Sepanjang perjalanan pulang, mereka sama-sama diam. Randi sibuk dengan pikirannya, Zora pun memikirkan bagaimana kedepannya.

"Mau bikin perjanjian pra-nikah?" Tanya Zora. Untung saja mereka tengah berhenti karena lampunya merah.

"Hah?" Zora hanya mengangkat bahu.

"Perjanjian pra-nikah, situ tega menolak? Saya sih nggak tega, jadi mungkin jalan lain ya bikin perjanjian pranikah kan?"

"..... Jadi kamu nggak akan nolak lamarannya?"

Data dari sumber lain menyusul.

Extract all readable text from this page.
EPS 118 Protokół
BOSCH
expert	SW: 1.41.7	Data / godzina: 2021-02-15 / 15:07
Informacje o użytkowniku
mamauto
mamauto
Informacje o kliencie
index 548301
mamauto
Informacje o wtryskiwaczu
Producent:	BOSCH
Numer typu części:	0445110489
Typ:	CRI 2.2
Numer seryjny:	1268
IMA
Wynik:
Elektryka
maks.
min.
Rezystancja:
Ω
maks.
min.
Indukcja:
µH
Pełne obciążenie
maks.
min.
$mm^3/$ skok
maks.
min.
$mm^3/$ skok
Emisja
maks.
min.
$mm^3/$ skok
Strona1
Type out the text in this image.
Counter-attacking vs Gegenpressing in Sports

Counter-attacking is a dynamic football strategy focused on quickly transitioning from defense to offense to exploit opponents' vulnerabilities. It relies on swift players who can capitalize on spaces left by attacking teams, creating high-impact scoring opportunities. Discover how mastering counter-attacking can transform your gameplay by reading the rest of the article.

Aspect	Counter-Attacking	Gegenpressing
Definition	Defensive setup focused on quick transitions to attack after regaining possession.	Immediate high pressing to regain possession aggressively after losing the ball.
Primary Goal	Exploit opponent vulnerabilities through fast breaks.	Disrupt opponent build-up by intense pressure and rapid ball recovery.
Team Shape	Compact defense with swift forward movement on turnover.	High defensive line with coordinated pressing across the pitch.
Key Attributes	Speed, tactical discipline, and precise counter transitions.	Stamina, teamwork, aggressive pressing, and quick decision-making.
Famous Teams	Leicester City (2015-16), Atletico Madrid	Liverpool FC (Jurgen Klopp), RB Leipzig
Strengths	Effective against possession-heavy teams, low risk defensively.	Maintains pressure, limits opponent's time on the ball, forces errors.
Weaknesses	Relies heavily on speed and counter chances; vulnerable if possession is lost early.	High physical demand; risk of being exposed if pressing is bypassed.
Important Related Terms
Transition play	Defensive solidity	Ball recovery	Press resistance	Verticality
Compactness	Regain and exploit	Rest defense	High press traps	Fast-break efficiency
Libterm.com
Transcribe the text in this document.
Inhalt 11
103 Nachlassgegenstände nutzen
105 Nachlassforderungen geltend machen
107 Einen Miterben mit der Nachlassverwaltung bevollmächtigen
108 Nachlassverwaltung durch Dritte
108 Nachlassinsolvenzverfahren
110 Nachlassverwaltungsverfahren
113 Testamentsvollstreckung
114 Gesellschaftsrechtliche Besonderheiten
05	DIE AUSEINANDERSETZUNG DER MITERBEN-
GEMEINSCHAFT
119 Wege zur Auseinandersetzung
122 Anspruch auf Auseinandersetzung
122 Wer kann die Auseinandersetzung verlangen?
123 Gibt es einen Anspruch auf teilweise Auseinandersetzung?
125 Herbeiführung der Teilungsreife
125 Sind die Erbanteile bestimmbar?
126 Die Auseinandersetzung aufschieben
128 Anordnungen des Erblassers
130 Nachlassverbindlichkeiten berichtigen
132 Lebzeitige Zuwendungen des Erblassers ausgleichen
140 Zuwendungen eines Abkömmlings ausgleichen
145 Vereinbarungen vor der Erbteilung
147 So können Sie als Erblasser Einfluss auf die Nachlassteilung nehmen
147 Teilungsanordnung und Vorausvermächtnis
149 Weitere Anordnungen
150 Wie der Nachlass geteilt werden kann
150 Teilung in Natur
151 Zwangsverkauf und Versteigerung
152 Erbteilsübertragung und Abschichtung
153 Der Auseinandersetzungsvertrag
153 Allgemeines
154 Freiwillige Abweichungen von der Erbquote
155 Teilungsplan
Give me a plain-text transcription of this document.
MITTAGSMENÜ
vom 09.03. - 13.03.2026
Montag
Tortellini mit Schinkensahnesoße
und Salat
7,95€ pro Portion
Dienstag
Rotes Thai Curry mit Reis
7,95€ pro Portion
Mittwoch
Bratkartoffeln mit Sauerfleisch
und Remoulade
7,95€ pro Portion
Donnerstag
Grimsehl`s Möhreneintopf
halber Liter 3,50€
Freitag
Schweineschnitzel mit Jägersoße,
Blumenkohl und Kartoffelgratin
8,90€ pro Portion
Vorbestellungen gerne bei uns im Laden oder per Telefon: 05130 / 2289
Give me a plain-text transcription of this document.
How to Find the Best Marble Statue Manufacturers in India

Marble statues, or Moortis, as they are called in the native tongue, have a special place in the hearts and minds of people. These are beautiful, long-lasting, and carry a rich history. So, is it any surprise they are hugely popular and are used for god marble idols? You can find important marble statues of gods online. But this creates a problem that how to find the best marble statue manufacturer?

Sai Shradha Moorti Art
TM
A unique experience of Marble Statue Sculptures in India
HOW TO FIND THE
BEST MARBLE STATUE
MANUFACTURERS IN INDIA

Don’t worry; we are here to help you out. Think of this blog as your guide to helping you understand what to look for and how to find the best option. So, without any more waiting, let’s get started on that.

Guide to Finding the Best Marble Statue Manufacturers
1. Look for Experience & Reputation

"Ya enggak, gimana bisa nolak kalau camer saya segitu senangnya, tinggal anda aja nih, bisa diajak kerja sama nggak, calon suamiku?" kata Zora, sekilas Randi merasa seperti melihat seringai jahil Zora padahal ekspresi Zora datar-datar saja. Randi mengacak rambutnya kesal. Yang dikatakan Zora memang benar, tapi entah kenapa dia merasa kalah. Tapi kenapa dia merasa begitu? Zora kan hanya mengusulkan sesuatu? Kenapa dia malah merasa kalah begini?

"Pusing ya? Ya sudah, bisa anda pikir dulu, yang jelas, kalau saya, nggak akan menolak lamaran, selain pamali, saya nggak tega menolak, orang tua saya dan camer sudah se senang itu, gimana saya bisa nolak" kata Zora lagi, ia memilih untuk memandang keluar, memandangi lampu jalan dan gedung-gedung, suasana malam di kota Surabaya.

"Perjanjian macam apa?" Tanya Randi.

"Mungkin 2 tahun pernikahan, lalu setelah itu terserah?"